In short, Madeira is a place that knowing what there is, I do not even go on vacation and to spend 4 months as we had planned, much less. We had many expectations and Diego even saw himself buying a house for tourist rental.

The community of digital nomads is good for some things (recommendations for accommodation and taxis), but if you don’t stay in Ponta do Sol, you won’t have contact with those people either and it will be difficult to sign up for activities with them if you don’t have a car as public transport is non-existent outside of Funchal.
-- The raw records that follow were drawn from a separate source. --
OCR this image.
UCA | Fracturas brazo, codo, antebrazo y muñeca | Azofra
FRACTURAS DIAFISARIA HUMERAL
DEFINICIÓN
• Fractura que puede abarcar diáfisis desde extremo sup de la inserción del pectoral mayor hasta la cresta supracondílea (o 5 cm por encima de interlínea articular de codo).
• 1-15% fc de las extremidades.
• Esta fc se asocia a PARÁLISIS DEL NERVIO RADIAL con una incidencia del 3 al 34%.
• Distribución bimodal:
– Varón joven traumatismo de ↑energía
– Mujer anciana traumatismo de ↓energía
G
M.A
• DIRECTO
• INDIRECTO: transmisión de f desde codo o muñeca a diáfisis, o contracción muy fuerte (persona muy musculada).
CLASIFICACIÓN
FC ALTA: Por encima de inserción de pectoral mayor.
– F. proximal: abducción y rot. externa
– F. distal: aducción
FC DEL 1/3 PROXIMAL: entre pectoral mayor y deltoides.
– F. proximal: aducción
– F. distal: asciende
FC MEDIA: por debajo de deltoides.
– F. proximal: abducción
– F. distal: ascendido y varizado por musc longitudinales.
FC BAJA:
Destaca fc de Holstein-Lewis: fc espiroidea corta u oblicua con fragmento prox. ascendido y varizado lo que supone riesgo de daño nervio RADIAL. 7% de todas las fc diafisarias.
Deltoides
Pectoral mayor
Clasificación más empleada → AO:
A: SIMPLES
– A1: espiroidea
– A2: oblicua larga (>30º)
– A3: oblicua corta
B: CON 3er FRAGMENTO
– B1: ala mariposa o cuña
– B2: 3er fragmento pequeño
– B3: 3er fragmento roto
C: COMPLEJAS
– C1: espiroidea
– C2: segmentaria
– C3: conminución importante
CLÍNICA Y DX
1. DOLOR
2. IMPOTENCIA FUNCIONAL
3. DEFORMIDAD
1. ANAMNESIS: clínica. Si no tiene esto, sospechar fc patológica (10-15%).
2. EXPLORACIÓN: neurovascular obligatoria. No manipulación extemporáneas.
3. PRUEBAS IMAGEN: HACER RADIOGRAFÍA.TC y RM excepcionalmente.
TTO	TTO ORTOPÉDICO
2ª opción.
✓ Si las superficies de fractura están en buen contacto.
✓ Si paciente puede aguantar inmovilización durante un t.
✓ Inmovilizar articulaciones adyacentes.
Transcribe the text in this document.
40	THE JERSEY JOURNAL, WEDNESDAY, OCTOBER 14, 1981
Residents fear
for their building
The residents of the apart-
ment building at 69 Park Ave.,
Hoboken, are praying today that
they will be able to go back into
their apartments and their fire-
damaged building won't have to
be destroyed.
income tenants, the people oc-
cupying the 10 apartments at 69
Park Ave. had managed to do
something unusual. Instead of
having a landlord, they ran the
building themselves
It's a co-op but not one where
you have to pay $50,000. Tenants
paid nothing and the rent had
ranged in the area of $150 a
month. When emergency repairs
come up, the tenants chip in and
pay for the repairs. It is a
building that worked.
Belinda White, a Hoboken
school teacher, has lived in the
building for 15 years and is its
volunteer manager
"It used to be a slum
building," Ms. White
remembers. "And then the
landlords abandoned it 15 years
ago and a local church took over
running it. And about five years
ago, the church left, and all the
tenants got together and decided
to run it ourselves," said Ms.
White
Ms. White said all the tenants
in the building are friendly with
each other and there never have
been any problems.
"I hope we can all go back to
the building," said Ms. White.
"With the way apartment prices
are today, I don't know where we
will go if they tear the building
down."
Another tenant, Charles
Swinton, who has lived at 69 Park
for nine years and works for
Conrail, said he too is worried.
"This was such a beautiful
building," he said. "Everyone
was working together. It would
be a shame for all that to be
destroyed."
The accommodations we visited were dirty, old, had low internet speed or the people who rented them were unprofessional. I saw some spectacular places for 2000 euros a month (out of our budget), but it was tucked into the mountains, which meant having to spend another 500 euros on the monthly car rental.

If you live in Madeira, you have very little to do; in fact, you are reduced to a pedestrian promenade that people do from one place to another jogging or with the bicycle. Taking long routes with the bicycle is crazy in the first place because almost all the roads are tunnels and secondly because the streets are almost all vertical, in many it is scary even to drive. Also, forget about the beach because everything is stone or concrete. If not, it is an artificial beach.

In fact, what we saw on the blogs was all about whether to “eat like a local” or “drink like a local.” That gives you an idea of ​how little there is to do.

The last night there was a big storm that even the power went out for several hours. We were scared that we couldn’t get out of there. When we went downstairs at 3 in the morning to get the taxi, the entire ground floor was flooded. The taxi driver who took us to the airport told us that he had never seen anything like it, that it had even snowed in the mountains.